YD mengaku tidak terima namanya disebut sebagai selingkuhan dalam unggahan yang beredar di media sosial. Tuduhan tersebut, menurutnya, sama sekali tidak berdasar dan telah berdampak pada reputasi serta kehidupan pribadinya.
“Saya dituduh berselingkuh dengan seseorang, padahal itu tidak pernah terjadi,” ujar YD saat ditemui usai membuat laporan, Senin (19/1/2026).
Peristiwa bermula ketika YD menemukan konten di akun TikTok milik terlapor yang memuat tuduhan terhadap dirinya. Konten tersebut kemudian menyebar dan menjadi konsumsi publik.
Merasa dirugikan secara moral dan sosial, YD memilih melaporkan kasus ini ke Sentra Pelayanan Kepolisian Terpadu (SPKT) Polrestabes Palembang agar persoalan tersebut diproses sesuai hukum.

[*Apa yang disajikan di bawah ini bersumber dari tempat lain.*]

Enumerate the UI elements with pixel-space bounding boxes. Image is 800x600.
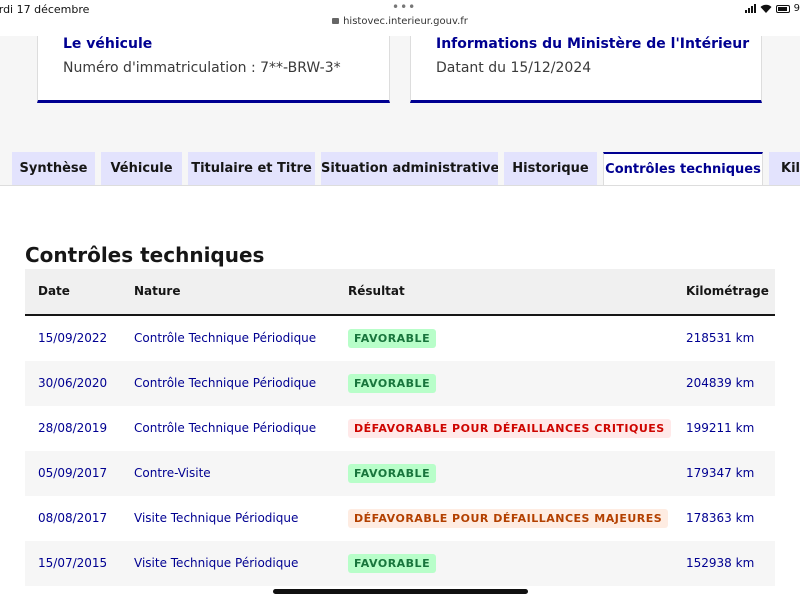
tab-situation[interactable]: Situation administrative: [321, 152, 498, 185]
cell-nature: Visite Technique Périodique: [134, 511, 299, 525]
status-indicators: 9: [744, 3, 800, 14]
battery-level: 9: [793, 3, 800, 14]
cell-km: 178363 km: [686, 511, 755, 525]
cellular-signal-icon: [744, 4, 756, 13]
controles-panel: Contrôles techniques Date Nature Résulta…: [0, 185, 800, 600]
table-body: 15/09/2022 Contrôle Technique Périodique F…: [25, 316, 775, 586]
tab-synthese[interactable]: Synthèse: [12, 152, 95, 185]
address-bar[interactable]: histovec.interieur.gouv.fr: [0, 16, 800, 27]
lock-icon: [332, 18, 340, 24]
cell-nature: Contrôle Technique Périodique: [134, 376, 317, 390]
data-date: Datant du 15/12/2024: [436, 60, 592, 76]
cell-km: 218531 km: [686, 331, 755, 345]
cell-km: 204839 km: [686, 376, 755, 390]
table-row: 08/08/2017 Visite Technique Périodique DÉF…: [25, 496, 775, 541]
column-km: Kilométrage: [686, 284, 769, 298]
cell-nature: Contrôle Technique Périodique: [134, 421, 317, 435]
cell-km: 179347 km: [686, 466, 755, 480]
result-badge: DÉFAVORABLE POUR DÉFAILLANCES CRITIQUES: [348, 419, 671, 438]
cell-nature: Visite Technique Périodique: [134, 556, 299, 570]
cell-km: 199211 km: [686, 421, 755, 435]
cell-nature: Contre-Visite: [134, 466, 211, 480]
home-indicator[interactable]: [273, 589, 528, 594]
table-row: 28/08/2019 Contrôle Technique Périodique D…: [25, 406, 775, 451]
result-badge: FAVORABLE: [348, 554, 437, 573]
wifi-icon: [760, 4, 772, 13]
cell-date: 30/06/2020: [38, 376, 108, 390]
ministry-card: Informations du Ministère de l'Intérieur…: [410, 36, 762, 103]
column-nature: Nature: [134, 284, 181, 298]
tab-titulaire[interactable]: Titulaire et Titre: [188, 152, 315, 185]
page-content: Le véhicule Numéro d'immatriculation : 7…: [0, 36, 800, 600]
cell-date: 08/08/2017: [38, 511, 108, 525]
url-text: histovec.interieur.gouv.fr: [343, 16, 468, 27]
cell-date: 15/07/2015: [38, 556, 108, 570]
table-row: 05/09/2017 Contre-Visite FAVORABLE 179347 k…: [25, 451, 775, 496]
registration-number: Numéro d'immatriculation : 7**-BRW-3*: [63, 60, 341, 76]
cell-nature: Contrôle Technique Périodique: [134, 331, 317, 345]
vehicle-card: Le véhicule Numéro d'immatriculation : 7…: [37, 36, 390, 103]
cell-km: 152938 km: [686, 556, 755, 570]
result-badge: FAVORABLE: [348, 464, 437, 483]
column-result: Résultat: [348, 284, 405, 298]
cell-date: 05/09/2017: [38, 466, 108, 480]
result-badge: FAVORABLE: [348, 374, 437, 393]
table-header: Date Nature Résultat Kilométrage: [25, 269, 775, 316]
column-date: Date: [38, 284, 70, 298]
more-dots-icon[interactable]: •••: [392, 0, 416, 14]
section-title: Contrôles techniques: [25, 243, 265, 267]
tab-vehicule[interactable]: Véhicule: [101, 152, 182, 185]
result-badge: DÉFAVORABLE POUR DÉFAILLANCES MAJEURES: [348, 509, 669, 528]
controles-table: Date Nature Résultat Kilométrage 15/09/2…: [25, 269, 775, 586]
table-row: 15/09/2022 Contrôle Technique Périodique F…: [25, 316, 775, 361]
vehicle-card-title: Le véhicule: [63, 36, 153, 52]
result-badge: FAVORABLE: [348, 329, 437, 348]
tab-kilometrage[interactable]: Kilo: [769, 152, 800, 185]
tab-historique[interactable]: Historique: [504, 152, 597, 185]
tab-bar: Synthèse Véhicule Titulaire et Titre Sit…: [0, 152, 800, 187]
cell-date: 28/08/2019: [38, 421, 108, 435]
status-time: ardi 17 décembre: [0, 3, 90, 16]
table-row: 15/07/2015 Visite Technique Périodique FAV…: [25, 541, 775, 586]
status-bar: ardi 17 décembre ••• histovec.interieur.…: [0, 0, 800, 36]
tab-controles-techniques[interactable]: Contrôles techniques: [603, 152, 763, 187]
table-row: 30/06/2020 Contrôle Technique Périodique F…: [25, 361, 775, 406]
cell-date: 15/09/2022: [38, 331, 108, 345]
ministry-card-title: Informations du Ministère de l'Intérieur: [436, 36, 750, 52]
battery-icon: [775, 4, 790, 13]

“Saya hanya ingin nama baik saya dipulihkan dan ada pertanggungjawaban atas apa yang disampaikan di media sosial,” katanya.
Kepala SPKT Polrestabes Palembang, Ipda Sugriwa, membenarkan adanya laporan tersebut. Menurutnya, laporan YD telah diterima dan akan ditindaklanjuti oleh penyidik.
“Laporan sudah kami terima dan akan diproses oleh Satreskrim untuk pendalaman lebih lanjut, termasuk memanggil pihak terlapor,” jelas Sugriwa.